Medicines were managed safely. Staff knew what assistance people needed to access their medicines and made appropriate arrangements for them to do so.

There was sufficient staff working at the service that had the skills and knowledge needed to meet people’s needs. They were trained in subjects that were relevant to their roles and were supported well through supervision by senior staff.

The service was working within the principles of the Mental Capacity act where it was appropriate. They sought people’s consent and worked with people to determine how they would provide any personal care and support.

People told us that the staff was caring. When we spoke with people who used the service and their relatives we were told how staff respected people’s privacy and dignity when providing personal care.

Clear information was provided to people about the service and what they could expect. People’s independence was supported and encouraged by staff as far as possible with people deciding on their goals and how to achieve them.

People had care plans that were person centred and up to date. Reviews were carried out regularly and changes made where appropriate.

We saw that complaints had been dealt with in a timely manner and following service policy and procedures.

The service was well led by a registered manager who was supported by home care managers. According to staff the service had a positive and enabling culture. This was supported by the comments made by people who used the service.

There was an effective quality assurance system in place. Audits were completed and any actions required were identified and acted upon. People were asked about their views of the service and their responses were positive.

9 July 2013

During an inspection looking at part of the service

During our last inspection on 15 April 2013 we identified a concern relating to records. We asked the provider to address the issue raised. This was a follow up visit to check whether the provider had taken appropriate action to address the issue we had previously found.

During this visit we inspected four people's care records. We looked at some care records that were in brought in to the office on our request from people's own homes. We did not speak with people using the service because our issue had been with the standard of the care records only.

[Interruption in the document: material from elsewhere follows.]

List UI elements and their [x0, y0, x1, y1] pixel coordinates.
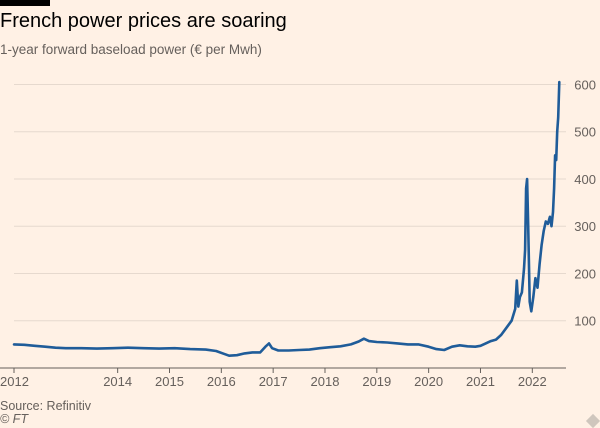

During our visit we spoke with the office staff and manager. They all confirmed that there were now new systems in place to make sure that care records were always up to date both at the office and in people's own homes. A member of staff told us 'Our records needed to improve. This has happened now and it is much better. We are better informed.' Another member of staff said, 'I feel more in control of the service. We knew what was expected to be put in place regarding our records. Our spreadsheets are updated and we have good systems in place now to ensure care records are kept totally up to date.' This ensures staff have the information they need to help protect people's health and wellbeing.

15 April 2013

During a routine inspection

People we spoke with confirmed that staff had spoken with them so that they understood what the service could provide for them. People we talked with said they had discussed their likes, dislikes and preferences. One person said 'I was told about the service. I gave my views about what help I wanted.' This helped to ensure that people's rights were respected.

People we spoke with were happy with the care they received. However, during our visit we saw evidence that some people's needs may not be fully known by staff. We found that some care records did not reflect some people's full and current needs. We have asked the provider to address this.

There were policies and procedures in place to help to protect people from abuse. We were informed that any issues raised would be offered to the local authorities safeguarding team. This helped to protect people.

People we spoke with told us that they felt there was enough staff to ensure their service was provided in a timely way. One person we spoke with said 'The staff come when they are expected.' Staff we spoke with said they worked in teams to provide continuity of care for people.

People's views were being sought about the quality of the service being provided. We saw that the management team acted upon issues that were raised to help to protect people's health and wellbeing.